La visión ingenua que se nos inoculó en el sistema educativo desde una edad temprana y se nos repite constantemente desde los medios, es que vivimos en una democracia. Que somos «dueños de nuestro destino» porque cada determinado tiempo concurrimos a unas urnas a emitir un voto.
Queda por fuera del objeto de este artículo profundizar sobre por qué no es tan así, pero nos centraremos en particular en el rol geopolítico de esta insistencia de quienes manejan las instituciones en responsabilizarnos a nosotros de las acciones de gobiernos sobre los que, especialmente en comparación con el FMI o la Fundación Rockefeller , por dar un par de ejemplos del aparato institucional al que Curtis Yarvin llama «la catedral», no ostentamos poder alguno.
Las idas y vueltas, los dimes y diretes, los tejes y manejes de la democracia, y su última iteración, «la batalla cultural» en las redes sociales, proveen al sujeto de una conveniente simulación orquestada que lo mantiene suspendido en una ilusión de estar participando de la definición del destino de su nación, cuando la existencia misma de esa pugna tiene como objeto garantizar un resultado predeterminado.

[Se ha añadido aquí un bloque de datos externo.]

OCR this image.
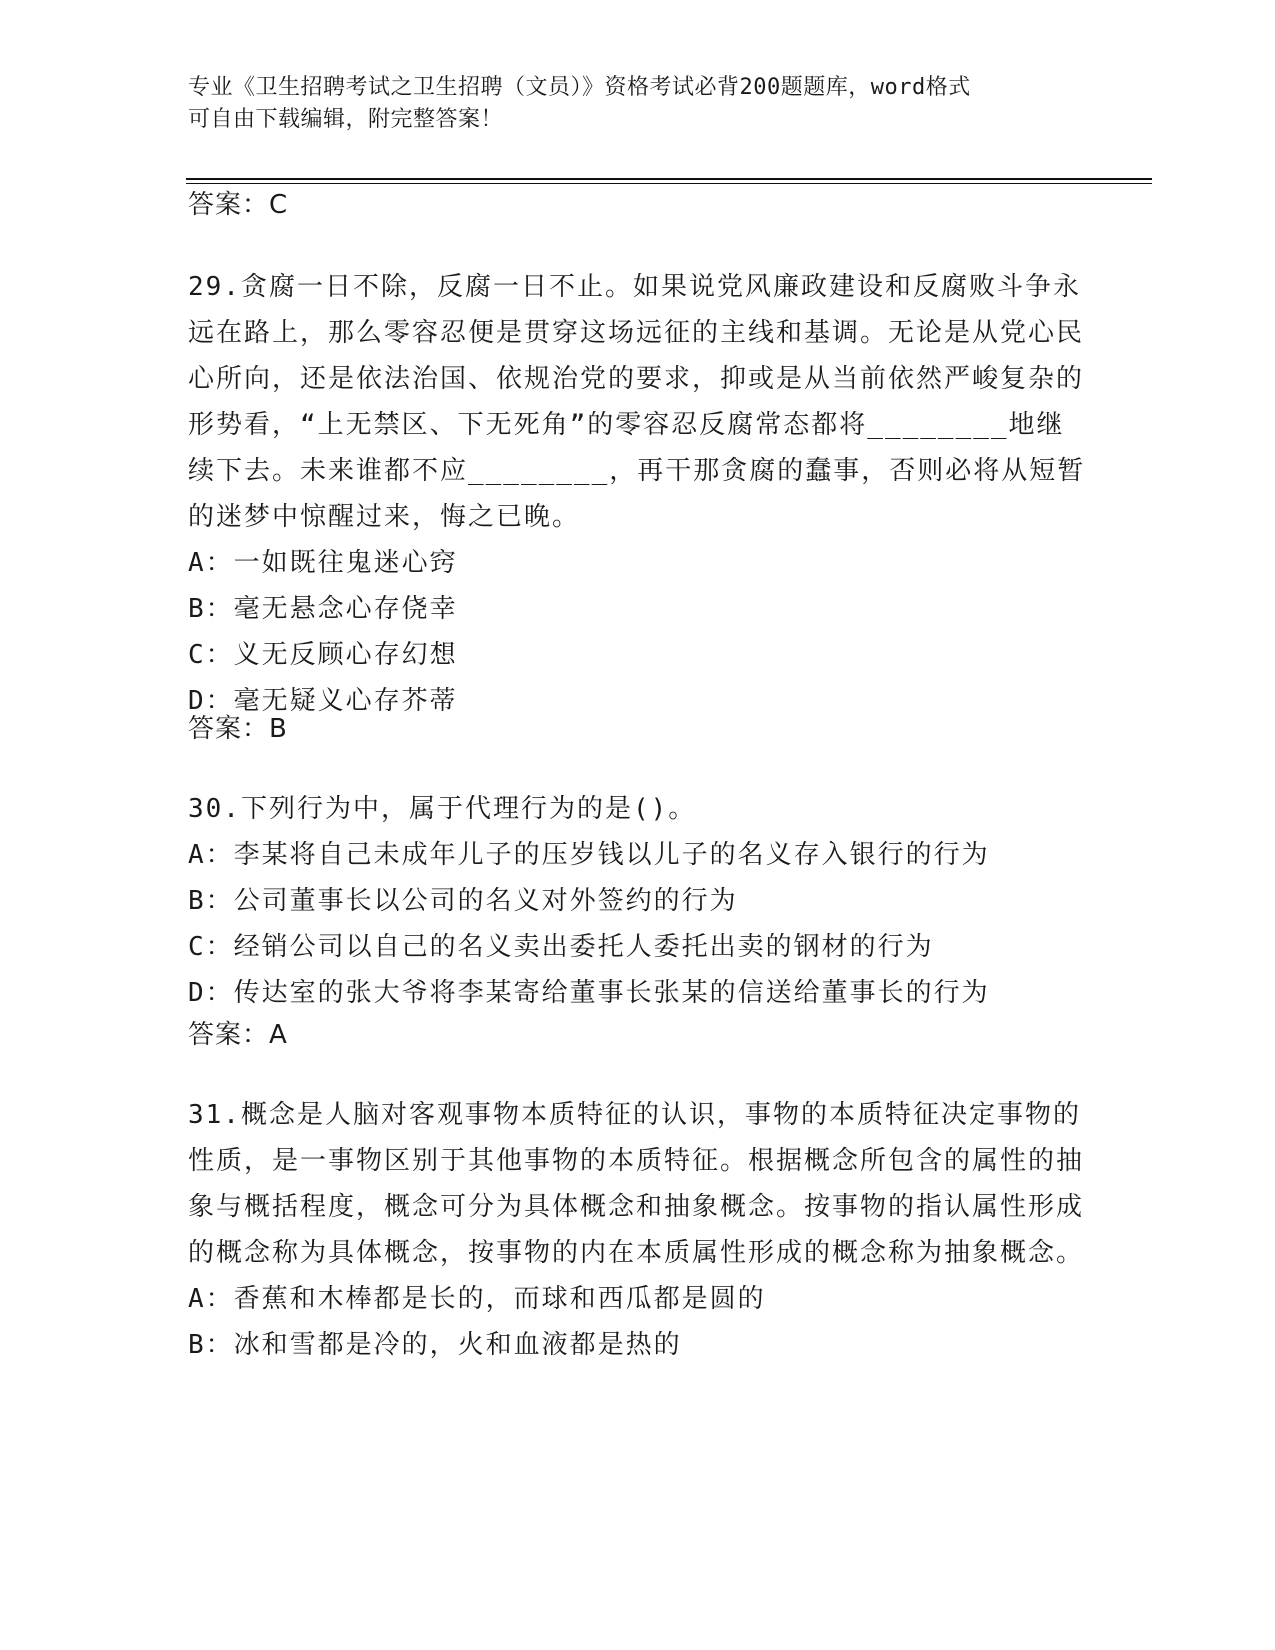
专业《卫生招聘考试之卫生招聘（文员）》资格考试必背200题题库，word格式
可自由下载编辑，附完整答案！
答案：C

29.贪腐一日不除，反腐一日不止。如果说党风廉政建设和反腐败斗争永远在路上，那么零容忍便是贯穿这场远征的主线和基调。无论是从党心民心所向，还是依法治国、依规治党的要求，抑或是从当前依然严峻复杂的形势看，“上无禁区、下无死角”的零容忍反腐常态都将________地继续下去。未来谁都不应________，再干那贪腐的蠢事，否则必将从短暂的迷梦中惊醒过来，悔之已晚。

A：一如既往鬼迷心窍
B：毫无悬念心存侥幸
C：义无反顾心存幻想
D：毫无疑义心存芥蒂
答案：B

30.下列行为中，属于代理行为的是()。

A：李某将自己未成年儿子的压岁钱以儿子的名义存入银行的行为
B：公司董事长以公司的名义对外签约的行为
C：经销公司以自己的名义卖出委托人委托出卖的钢材的行为
D：传达室的张大爷将李某寄给董事长张某的信送给董事长的行为
答案：A

31.概念是人脑对客观事物本质特征的认识，事物的本质特征决定事物的性质，是一事物区别于其他事物的本质特征。根据概念所包含的属性的抽象与概括程度，概念可分为具体概念和抽象概念。按事物的指认属性形成的概念称为具体概念，按事物的内在本质属性形成的概念称为抽象概念。

A：香蕉和木棒都是长的，而球和西瓜都是圆的
B：冰和雪都是冷的，火和血液都是热的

Inmersos en este simulacro, nos es prácticamente imposible tomar conciencia como ciudadanía de nuestro sometimiento frente al poder global que decide unilateralmente sobre cuáles serán las leyes y quiénes los magistrados que regirán sobre nuestras vidas y esta toma de conciencia del sometimiento es un requisito ineludible para la voluntad de liberación.